Understanding anger disorders
Dit boek is de paperbackeditie van het in 2007 verschenen Understanding anger disorders. Dat zegt wel iets, want meestal blijft het bij een wetenschappelijk werk bij één druk. Zelf had ik het graag al in 2007 gelezen, want boosheid is de minst onderzochte basisemotie die wij kennen. Dat zou niet erg zijn als boosheid weinig betekenis zou hebben in het interpersoonlijke verkeer, maar dat is geenszins het geval. Toch komt in ons classificatiesysteem boosheid nauwelijks aan de orde, ook al wordt het bij verschillende stoornissen wel genoemd. In geen van die gevallen is boosheid echter een symptoom dat noodzakelijk is om tot de classificatie te komen. Wij kennen natuurlijk wel de periodieke explosieve stoornis, maar daarbij is sprake van agressie en niet zozeer van boosheid.
Misschien dat boosheid, en dat is het betoog van de auteurs van dit boek, niet zozeer in de aandacht staat van de ggz. Dat is dan op zijn minst kortzichtig te noemen, ook al nemen veel boze mensen niet zelf de stap naar een behandeling. Misschien dat boosheid dusdanig samenhangt met andere stoornissen, zoals depressie, dat deze geen aparte verklaring behoeft. Dat is in ieder geval onjuist gebleken.

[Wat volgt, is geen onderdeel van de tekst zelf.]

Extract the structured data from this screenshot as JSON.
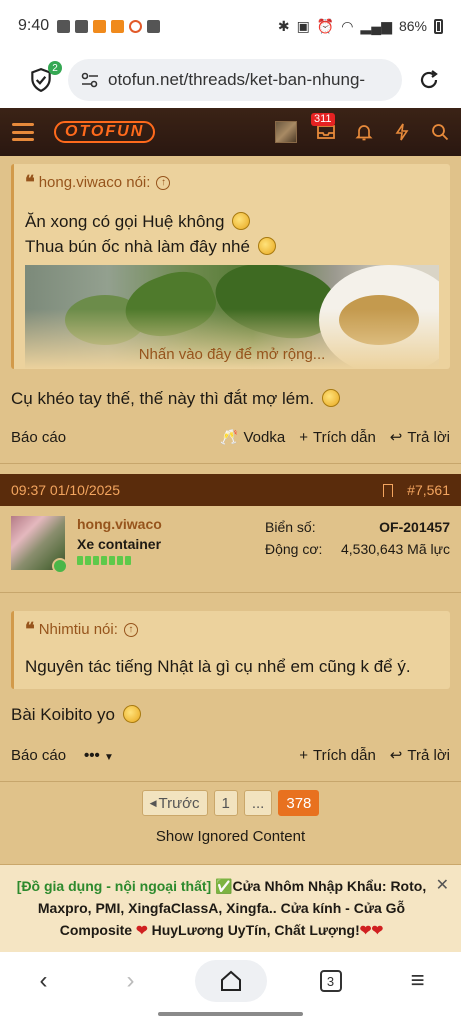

DiGiuseppe en Tafrate geven een prachtig overzicht van de historische gedachtegang over de relatie tussen depressie en boosheid en tonen daarbij aan dat die relatie dubieus is en bij de ernstige depressie zelfs theoretisch niet houdbaar is.
Nog belangrijker, en dat is wat mij betreft de kracht van het boek, is de conceptuele analyse van het begrip ‘boosheid’ en begrippen die daar wel verband mee houden, maar er zeker niet gelijkgesteld mee kunnen worden. Dat is in de eerste plaats agressie. Agressie is lang niet altijd boosheid, en boosheid is zeker niet agressie. Wel kan boosheid onder bepaalde condities tot agressie leiden, maar vaker niet dan wel. Ook vijandigheid en geïrriteerdheid, begrippen die we in de psychiatrie vaker gebruiken, zijn niet hetzelfde als boosheid. Haat en verbolgenheid zijn negatieve affecten die meer over lange termijn spelen en ook dat is iets anders dan een moment van boosheid.
Boosheid kan normaal zijn, maar ook buitenproportioneel. Klinische vignetten laten dat duidelijk zien. Minder enthousiast was ik over het voorstel van auteurs hoe de ‘boosheidstoornis’ op te nemen in de dsm. Dat sluit nog te veel aan bij het huidige systeem. Liever zou ik een dimensionale benadering zien, zoals die ook voor angst en somberheid in de dsm-5 terecht zal komen.